It must be wonderful to live near a mountain (or on it) – the fresh air coming off of it in the morning, the peaks in the distance which always remind you of a possible higher order of the universe, and the seemingly easy escape into nature. I’m adding to my list of my favourite mystical mountains (which include among others Austria’s Untersberg and China’s Huang Shan) California’s Mount Tamalpais, as described by Alan Watts:
Though not much more than twenty-five hundred feet high, Mount Tamalpais rises almost directly from sea level, and thus looks bigger than it is… Seen in the first light of dawn, even the radar domes of the air force which now crown the western summit look like the domes of a mosque, and the whole mass of hills, valleys and canyons with their forests, groves, meadows, and giant rocks confers an atmosphere of strange beneficence.

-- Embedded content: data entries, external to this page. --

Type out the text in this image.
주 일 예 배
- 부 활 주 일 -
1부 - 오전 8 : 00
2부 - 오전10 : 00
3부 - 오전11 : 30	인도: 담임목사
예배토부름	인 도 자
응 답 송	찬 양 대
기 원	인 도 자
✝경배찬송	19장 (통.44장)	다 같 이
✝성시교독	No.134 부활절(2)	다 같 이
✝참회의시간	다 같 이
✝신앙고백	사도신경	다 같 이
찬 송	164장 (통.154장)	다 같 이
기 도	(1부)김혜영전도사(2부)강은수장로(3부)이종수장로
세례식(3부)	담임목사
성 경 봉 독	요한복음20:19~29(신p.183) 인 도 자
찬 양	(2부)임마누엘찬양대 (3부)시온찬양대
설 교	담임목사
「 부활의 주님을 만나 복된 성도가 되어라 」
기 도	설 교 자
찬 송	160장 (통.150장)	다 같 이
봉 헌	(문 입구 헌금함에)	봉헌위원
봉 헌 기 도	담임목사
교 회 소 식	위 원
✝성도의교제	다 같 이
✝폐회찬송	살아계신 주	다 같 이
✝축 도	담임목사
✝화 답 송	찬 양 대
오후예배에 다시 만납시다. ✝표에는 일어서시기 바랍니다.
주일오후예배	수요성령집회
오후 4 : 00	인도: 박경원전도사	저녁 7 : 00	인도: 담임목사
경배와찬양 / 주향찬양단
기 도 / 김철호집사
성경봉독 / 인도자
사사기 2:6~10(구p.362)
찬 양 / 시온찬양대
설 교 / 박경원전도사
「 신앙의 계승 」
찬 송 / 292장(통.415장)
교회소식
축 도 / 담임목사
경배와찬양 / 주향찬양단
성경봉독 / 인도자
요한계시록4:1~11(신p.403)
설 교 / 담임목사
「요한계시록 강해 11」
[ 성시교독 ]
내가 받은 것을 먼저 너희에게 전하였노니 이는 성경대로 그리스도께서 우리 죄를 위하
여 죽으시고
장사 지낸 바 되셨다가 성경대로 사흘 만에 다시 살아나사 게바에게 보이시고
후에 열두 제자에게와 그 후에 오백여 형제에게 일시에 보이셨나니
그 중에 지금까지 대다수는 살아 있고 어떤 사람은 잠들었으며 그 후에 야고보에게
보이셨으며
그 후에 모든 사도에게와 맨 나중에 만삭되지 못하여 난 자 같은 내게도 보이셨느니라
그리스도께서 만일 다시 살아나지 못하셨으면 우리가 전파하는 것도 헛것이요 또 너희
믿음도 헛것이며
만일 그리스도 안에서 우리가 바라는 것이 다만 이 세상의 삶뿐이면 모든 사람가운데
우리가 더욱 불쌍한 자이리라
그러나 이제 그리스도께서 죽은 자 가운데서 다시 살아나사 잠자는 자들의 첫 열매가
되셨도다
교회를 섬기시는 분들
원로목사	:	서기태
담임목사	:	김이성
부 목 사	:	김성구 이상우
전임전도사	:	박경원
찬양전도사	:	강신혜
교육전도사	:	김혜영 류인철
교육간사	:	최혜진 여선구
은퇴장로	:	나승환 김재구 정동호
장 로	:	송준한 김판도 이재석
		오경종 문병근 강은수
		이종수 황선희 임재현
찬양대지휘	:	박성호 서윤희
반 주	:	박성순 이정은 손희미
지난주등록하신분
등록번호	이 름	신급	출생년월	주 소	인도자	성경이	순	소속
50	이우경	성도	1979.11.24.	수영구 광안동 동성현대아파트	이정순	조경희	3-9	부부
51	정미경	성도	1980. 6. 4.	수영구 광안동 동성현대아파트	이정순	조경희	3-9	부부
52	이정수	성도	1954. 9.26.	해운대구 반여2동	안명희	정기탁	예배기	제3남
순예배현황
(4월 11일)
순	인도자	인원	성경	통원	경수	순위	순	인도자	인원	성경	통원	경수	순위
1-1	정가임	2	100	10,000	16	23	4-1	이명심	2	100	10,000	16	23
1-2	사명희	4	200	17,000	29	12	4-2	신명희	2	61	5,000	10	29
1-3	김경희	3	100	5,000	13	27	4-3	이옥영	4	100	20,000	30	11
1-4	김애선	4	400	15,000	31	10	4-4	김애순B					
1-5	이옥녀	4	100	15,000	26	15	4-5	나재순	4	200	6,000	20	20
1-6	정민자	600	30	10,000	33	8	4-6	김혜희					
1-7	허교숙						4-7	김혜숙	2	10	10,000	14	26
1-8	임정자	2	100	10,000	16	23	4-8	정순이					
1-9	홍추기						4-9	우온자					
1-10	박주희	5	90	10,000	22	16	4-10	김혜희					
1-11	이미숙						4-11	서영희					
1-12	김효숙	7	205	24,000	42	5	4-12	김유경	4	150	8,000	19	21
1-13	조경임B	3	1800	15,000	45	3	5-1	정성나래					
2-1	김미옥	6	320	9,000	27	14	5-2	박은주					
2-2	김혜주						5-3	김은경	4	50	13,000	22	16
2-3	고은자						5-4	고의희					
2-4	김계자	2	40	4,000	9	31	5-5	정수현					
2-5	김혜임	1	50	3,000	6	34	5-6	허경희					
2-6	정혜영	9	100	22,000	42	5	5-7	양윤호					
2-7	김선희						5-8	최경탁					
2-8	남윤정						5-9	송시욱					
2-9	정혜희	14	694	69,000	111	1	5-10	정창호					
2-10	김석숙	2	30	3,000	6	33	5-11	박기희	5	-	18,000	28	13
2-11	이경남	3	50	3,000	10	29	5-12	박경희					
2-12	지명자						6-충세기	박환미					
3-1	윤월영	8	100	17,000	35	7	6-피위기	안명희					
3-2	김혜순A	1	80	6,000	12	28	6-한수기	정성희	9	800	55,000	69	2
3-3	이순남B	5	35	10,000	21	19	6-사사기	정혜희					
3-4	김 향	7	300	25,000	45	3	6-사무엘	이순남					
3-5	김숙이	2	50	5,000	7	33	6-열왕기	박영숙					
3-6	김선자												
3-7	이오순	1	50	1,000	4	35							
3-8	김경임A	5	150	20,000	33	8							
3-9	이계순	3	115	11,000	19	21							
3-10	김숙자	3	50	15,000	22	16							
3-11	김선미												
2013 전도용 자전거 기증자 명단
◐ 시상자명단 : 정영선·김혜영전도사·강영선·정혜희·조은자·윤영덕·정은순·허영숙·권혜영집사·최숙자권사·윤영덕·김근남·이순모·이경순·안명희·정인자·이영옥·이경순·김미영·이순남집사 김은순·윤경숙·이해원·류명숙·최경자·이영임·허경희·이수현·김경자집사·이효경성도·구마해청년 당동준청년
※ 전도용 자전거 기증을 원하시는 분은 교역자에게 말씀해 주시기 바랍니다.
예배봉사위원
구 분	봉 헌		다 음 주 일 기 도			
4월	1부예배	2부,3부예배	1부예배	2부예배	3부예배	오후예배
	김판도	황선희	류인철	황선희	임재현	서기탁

Extraordinary people live upon it. Occasionally you may come across an order of Western yamabushi or Buddhist mountain-monks, with their rattling pilgrim staffs and conch-shell trumpets. There are a few true hermits, on the northern slopes, which are its most lonely and untraveled parts. … There are two importers of the rarest forms of incense from Asia. There is a psychiatrist who lives all year in a tent and uses astronomy to cure his patients by letting them see their problems from the perspective of the galaxy. … There are also mountain lions, bobcats, and deer galore, and wild goats and eagles and vultures and raccoons and rattlesnakes and gophers and two cats, named Sol and Shakti, who go for walks with people like dogs, and who respond to commands given in fake declamatory Japanese.